Ce n’est pas le premier signalement de ce type. La veille, un premier drone avait déjà suivi le même convoi avant de s'éloigner, sans que la garde n'intervienne. En avril 2026, un incident similaire avait déjà été signalé, témoignant d'une tendance qui dépasse le cadre d'un simple accident isolé.
Le recours à des drones armés ou de surveillance, autrefois réservé aux forces armées, se démocratise dans plusieurs pays d'Afrique. Leur prix abordable, la facilité d'acquisition sur le marché noir et la capacité à opérer à haute altitude en font des outils attractifs pour des groupes cherchant à intimider ou à recueillir des renseignements. À Madagascar, où les tensions politiques restent vives depuis le renversement du président en 2023, ces vols suscitent des interrogations sur la provenance et les intentions des opérateurs.
Pour le Cameroun, voisin du continent et acteur majeur de la lutte contre le terrorisme, cet épisode soulève des questions de sécurité transfrontalière.
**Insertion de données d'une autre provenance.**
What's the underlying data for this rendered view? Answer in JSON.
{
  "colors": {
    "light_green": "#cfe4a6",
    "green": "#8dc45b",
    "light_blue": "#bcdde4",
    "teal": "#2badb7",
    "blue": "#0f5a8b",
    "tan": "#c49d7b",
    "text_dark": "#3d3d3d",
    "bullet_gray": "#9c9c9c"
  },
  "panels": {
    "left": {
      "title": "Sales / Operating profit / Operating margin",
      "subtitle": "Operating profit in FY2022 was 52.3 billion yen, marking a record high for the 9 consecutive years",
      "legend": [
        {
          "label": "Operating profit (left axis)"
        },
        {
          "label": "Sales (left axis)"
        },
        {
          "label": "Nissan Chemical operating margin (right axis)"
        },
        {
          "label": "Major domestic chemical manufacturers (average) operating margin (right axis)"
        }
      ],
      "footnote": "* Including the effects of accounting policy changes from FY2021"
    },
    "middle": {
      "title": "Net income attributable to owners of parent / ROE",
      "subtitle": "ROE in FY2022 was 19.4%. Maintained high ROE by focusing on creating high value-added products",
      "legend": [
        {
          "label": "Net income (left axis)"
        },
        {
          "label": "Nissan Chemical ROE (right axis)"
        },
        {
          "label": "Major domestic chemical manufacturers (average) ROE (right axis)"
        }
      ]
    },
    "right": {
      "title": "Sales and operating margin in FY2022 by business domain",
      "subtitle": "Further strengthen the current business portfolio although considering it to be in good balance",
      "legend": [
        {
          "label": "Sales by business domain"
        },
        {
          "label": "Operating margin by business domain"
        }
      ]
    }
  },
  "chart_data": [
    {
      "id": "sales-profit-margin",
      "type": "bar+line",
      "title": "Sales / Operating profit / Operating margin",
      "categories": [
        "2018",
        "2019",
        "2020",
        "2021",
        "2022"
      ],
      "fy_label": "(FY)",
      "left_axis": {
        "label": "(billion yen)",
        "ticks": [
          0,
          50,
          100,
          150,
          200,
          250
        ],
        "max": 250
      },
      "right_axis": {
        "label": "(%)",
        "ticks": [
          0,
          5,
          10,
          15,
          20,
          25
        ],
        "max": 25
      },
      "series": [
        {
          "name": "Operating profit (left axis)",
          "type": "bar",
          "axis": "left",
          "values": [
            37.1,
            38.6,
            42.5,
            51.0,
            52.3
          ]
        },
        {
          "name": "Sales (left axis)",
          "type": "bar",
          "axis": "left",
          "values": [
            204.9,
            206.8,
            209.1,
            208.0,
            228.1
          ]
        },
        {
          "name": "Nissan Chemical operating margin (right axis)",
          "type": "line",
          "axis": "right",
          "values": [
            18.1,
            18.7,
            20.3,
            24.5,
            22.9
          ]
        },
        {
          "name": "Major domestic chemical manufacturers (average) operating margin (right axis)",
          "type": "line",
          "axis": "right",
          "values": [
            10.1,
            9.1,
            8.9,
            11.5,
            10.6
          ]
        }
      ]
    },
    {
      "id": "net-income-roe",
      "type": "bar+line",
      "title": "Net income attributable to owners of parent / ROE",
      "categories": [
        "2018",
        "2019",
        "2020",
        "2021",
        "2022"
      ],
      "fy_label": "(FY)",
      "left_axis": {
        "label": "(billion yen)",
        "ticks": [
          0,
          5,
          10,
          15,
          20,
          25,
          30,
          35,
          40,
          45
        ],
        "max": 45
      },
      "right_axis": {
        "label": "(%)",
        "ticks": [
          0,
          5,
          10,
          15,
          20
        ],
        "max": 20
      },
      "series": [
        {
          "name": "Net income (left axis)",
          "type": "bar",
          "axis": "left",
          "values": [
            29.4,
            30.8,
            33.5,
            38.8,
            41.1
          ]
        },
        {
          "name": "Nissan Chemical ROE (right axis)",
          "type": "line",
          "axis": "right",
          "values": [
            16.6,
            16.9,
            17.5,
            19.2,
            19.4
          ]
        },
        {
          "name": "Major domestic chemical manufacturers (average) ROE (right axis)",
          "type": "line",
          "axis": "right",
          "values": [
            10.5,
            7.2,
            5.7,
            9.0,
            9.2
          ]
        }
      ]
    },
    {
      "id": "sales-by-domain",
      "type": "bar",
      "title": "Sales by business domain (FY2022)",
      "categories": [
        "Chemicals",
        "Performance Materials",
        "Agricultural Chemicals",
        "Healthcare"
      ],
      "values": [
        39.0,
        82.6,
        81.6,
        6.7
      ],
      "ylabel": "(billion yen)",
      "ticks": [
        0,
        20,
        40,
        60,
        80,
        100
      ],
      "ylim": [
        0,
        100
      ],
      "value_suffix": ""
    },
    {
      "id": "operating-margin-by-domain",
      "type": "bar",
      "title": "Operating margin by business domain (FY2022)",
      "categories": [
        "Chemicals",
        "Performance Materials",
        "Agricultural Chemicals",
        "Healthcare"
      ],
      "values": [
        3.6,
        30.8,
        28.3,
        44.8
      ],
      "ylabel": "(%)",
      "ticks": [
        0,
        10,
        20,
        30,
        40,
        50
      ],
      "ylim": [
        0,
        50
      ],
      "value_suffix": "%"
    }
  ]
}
Une escalade du usage de drones non contrôlés pourrait compliquer les opérations de la Force interarmées du président Paul Biya, déjà engagées contre les groupes armés dans le nord. La capacité de ces appareils à franchir les frontières sans détection pourrait également alimenter un climat d’instabilité dans la région du lac Tchad et au-delà.
Les autorités malgaches ont annoncé le lancement d’une enquête officielle et le renforcement des mesures de protection autour de la résidence présidentielle. Elles ont également appelé la communauté internationale à condamner toute utilisation illégale de drones. Dans le même temps, les partenaires régionaux, dont la CEDEAO et l'Union africaine, sont pressés de mettre en place des protocoles de partage d'information afin de tracer l'origine de ces engins.
Alors que les investigations se poursuivent, les observateurs recommandent aux États africains de renforcer leurs cadres législatifs sur les aéronefs non habités et d’investir dans des systèmes de détection adaptés. Le prochain défi consistera à prévenir que ces survols ne se transforment en attaques, protégeant ainsi la stabilité politique d’un continent déjà confronté à de multiples menaces.